I believe the answer is "no".
Think about the four possible answers you can get: Y/N, YY, NY, or YY. Each of these leads to a conclusion about where the prize might be. There are therefore at most four possible conclusions, but 5 spaces for the prize. Hence, you cannot find the prize with two yes/no questions.
(By the way, the two questions you ask needn't be predetermined for this reasoning to work; for instance, the second question could be predicated on the answer to the first...)
Added after comments: Here's a complete solution to the problem when "maybe" or "I don't know" is also allowed as an answer. The main idea is stolen directly from one of hte links Ross pointed out. Anyhow, it, together with the comments above, shows that
- if only "yes/no" questions are allowed, you cannot solve the 5 cups problem
- if "yes/no/maybe" questions are allowed, you can solve it.
Question 1: "Label the cups 0, 1, 2, 3, 4. Let's say the ball is in cup $n$, where $n$ is one of these numbers. Imagine that you flip $n$ coins.

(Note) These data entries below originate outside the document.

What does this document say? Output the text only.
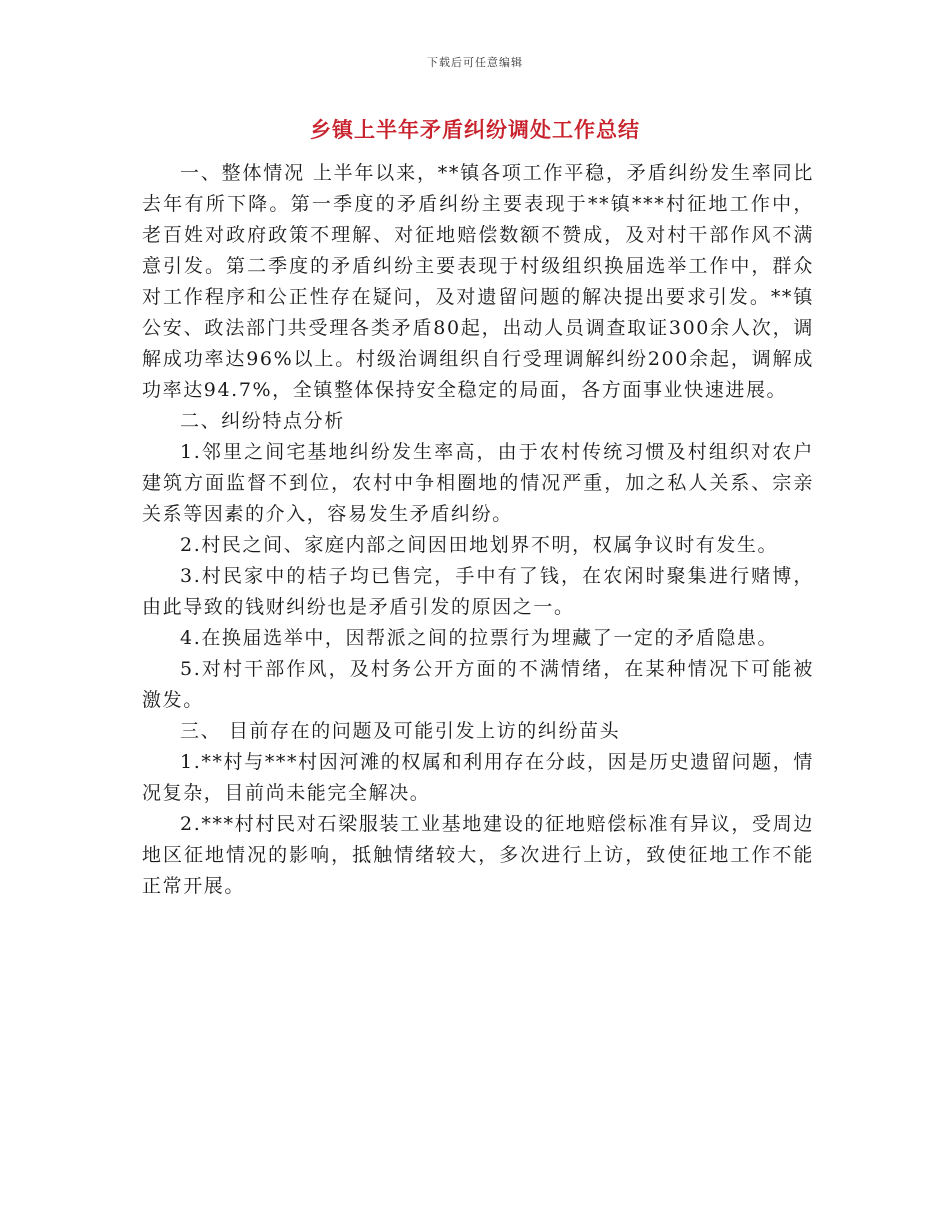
下载后可任意编辑
乡镇上半年矛盾纠纷调处工作总结

一、整体情况 上半年以来，**镇各项工作平稳，矛盾纠纷发生率同比去年有所下降。第一季度的矛盾纠纷主要表现于**镇***村征地工作中，老百姓对政府政策不理解、对征地赔偿数额不赞成，及对村干部作风不满意引发。第二季度的矛盾纠纷主要表现于村级组织换届选举工作中，群众对工作程序和公正性存在疑问，及对遗留问题的解决提出要求引发。**镇公安、政法部门共受理各类矛盾80起，出动人员调查取证300余人次，调解成功率达96%以上。村级治调组织自行受理调解纠纷200余起，调解成功率达94.7%，全镇整体保持安全稳定的局面，各方面事业快速进展。

二、纠纷特点分析

1.邻里之间宅基地纠纷发生率高，由于农村传统习惯及村组织对农户建筑方面监督不到位，农村中争相圈地的情况严重，加之私人关系、宗亲关系等因素的介入，容易发生矛盾纠纷。

2.村民之间、家庭内部之间因田地划界不明，权属争议时有发生。

3.村民家中的桔子均已售完，手中有了钱，在农闲时聚集进行赌博，由此导致的钱财纠纷也是矛盾引发的原因之一。

4.在换届选举中，因帮派之间的拉票行为埋藏了一定的矛盾隐患。

5.对村干部作风，及村务公开方面的不满情绪，在某种情况下可能被激发。

三、 目前存在的问题及可能引发上访的纠纷苗头

1.**村与***村因河滩的权属和利用存在分歧，因是历史遗留问题，情况复杂，目前尚未能完全解决。

2.***村村民对石梁服装工业基地建设的征地赔偿标准有异议，受周边地区征地情况的影响，抵触情绪较大，多次进行上访，致使征地工作不能正常开展。
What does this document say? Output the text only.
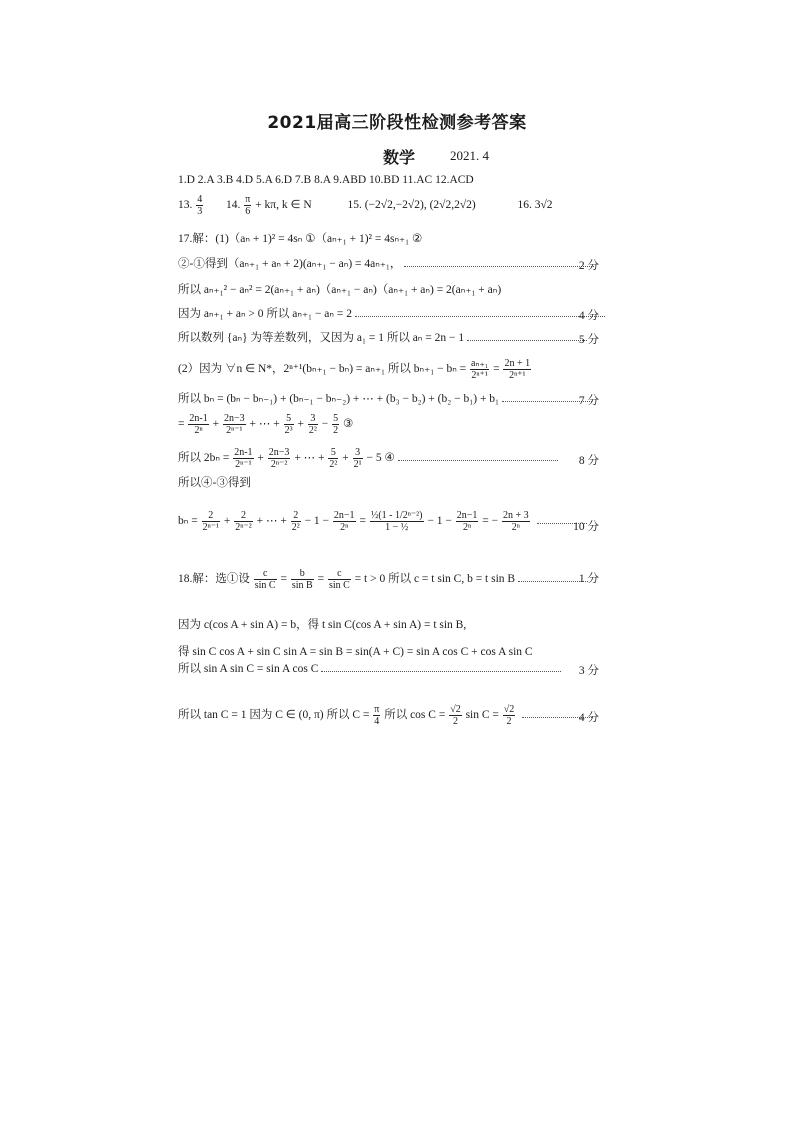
2021届高三阶段性检测参考答案
数学	2021. 4
1.D 2.A 3.B 4.D 5.A 6.D 7.B 8.A 9.ABD 10.BD 11.AC 12.ACD
13. $\frac{4}{3} 14$. $\frac{\pi}{6} + k\pi$, k ∈ N	15. (−2√2,−2√2), (2√2,2√2)	16. 3√2
17.解：(1)（aₙ + 1)² = 4sₙ ①（aₙ₊₁ + 1)² = 4sₙ₊₁ ②
②-①得到（aₙ₊₁ + aₙ + 2)(aₙ₊₁ − aₙ) = 4aₙ₊₁，	2 分
所以 aₙ₊₁² − aₙ² = 2(aₙ₊₁ + aₙ)（aₙ₊₁ − aₙ)（aₙ₊₁ + aₙ) = 2(aₙ₊₁ + aₙ)
因为 aₙ₊₁ + aₙ > 0 所以 aₙ₊₁ − aₙ = 2	4 分
所以数列 {aₙ} 为等差数列，又因为 a₁ = 1 所以 aₙ = 2n − 1	5 分
(2）因为 ∀n ∈ N*，2ⁿ⁺¹(bₙ₊₁ − bₙ) = aₙ₊₁ 所以 $b_{n+1} - b_n = \frac{\text{aₙ₊₁}}{\text{2ⁿ⁺¹}} = \frac{2n + 1}{\text{2ⁿ⁺¹}}$
所以 bₙ = (bₙ − bₙ₋₁) + (bₙ₋₁ − bₙ₋₂) + ⋯ + (b₃ − b₂) + (b₂ − b₁) + b₁	7 分
= $\frac{2n-1}{\text{2ⁿ}} + \frac{2n-3}{\text{2ⁿ⁻¹}}$ + ⋯ + $\frac{5}{\text{2³}} + \frac{3}{\text{2²}} - \frac{5}{2}$ ③
所以 $2b_n = \frac{2n-1}{\text{2ⁿ⁻¹}} + \frac{2n-3}{\text{2ⁿ⁻²}}$ + ⋯ + $\frac{5}{\text{2²}} + \frac{3}{\text{2¹}} - 5$ ④	8 分
所以④-③得到
$b_n = \frac{2}{\text{2ⁿ⁻¹}} + \frac{2}{\text{2ⁿ⁻²}}$ + ⋯ + $\frac{2}{\text{2²}} - 1 - \frac{2n-1}{\text{2ⁿ}} = \frac{\text{½(1 - 1/2ⁿ⁻²)}}{\text{1 − ½}} - 1 - \frac{2n-1}{\text{2ⁿ}}$ = − $\frac{2n + 3}{\text{2ⁿ}}$
	10 分
18.解：选①设 $\frac{c}{\text{sin C}} = \frac{b}{\text{sin B}} = \frac{c}{\text{sin C}} = t > 0$ 所以 c = t sin C, b = t sin B	1 分
因为 c(cos A + sin A) = b，得 t sin C(cos A + sin A) = t sin B,
得 sin C cos A + sin C sin A = sin B = sin(A + C) = sin A cos C + cos A sin C
所以 sin A sin C = sin A cos C	3 分
所以 tan C = 1 因为 C ∈ (0, π) 所以 $C = \frac{\pi}{4}$ 所以 $\cos C = \frac{√2}{2}$ $\sin C = \frac{√2}{2}$
	4 分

Will there be a pair of coins that are both heads or both tails?"
If the answer is "yes", then the ball must be in cup 3 or 4; if the answer is "no", then the ball must be in cup 0 or 1; if it's "maybe", then the ball's in cup 2.
[quick explanation: if the answerer flips 0 or 1 coins, then there cannot be a pair, so if $n = 0, 1$, the answer is "no". If the answerer flips 3 or four coins, even if the first two are opposites (one head, one tail), the third one will have to match at least one of them, so there's certain to be a pair, and the answer is "yes". If the answerer flips 2 coins, there might be a pair (HH, TT) or there might not (HT, TH), so the answer is "maybe."]
If the answer to Q1 is "no", ask "is it in cup 0?" A "yes" means it's in cup 0; a "no" means it's in cup 1.
If the answer to Q1 is "maybe", you don't need to ask another question: it's in cup 2.
Finally, if the answer to Q1 is "yes", you know it's in cup 3 or 4. So say "Is it in cup 3?" If the answer's "yes", then it's in cup 3; if it's "no", then it's in cup 4.
(Simpler than my erroneous earlier answer, which was almost a correct way to handle a six-cup problem!)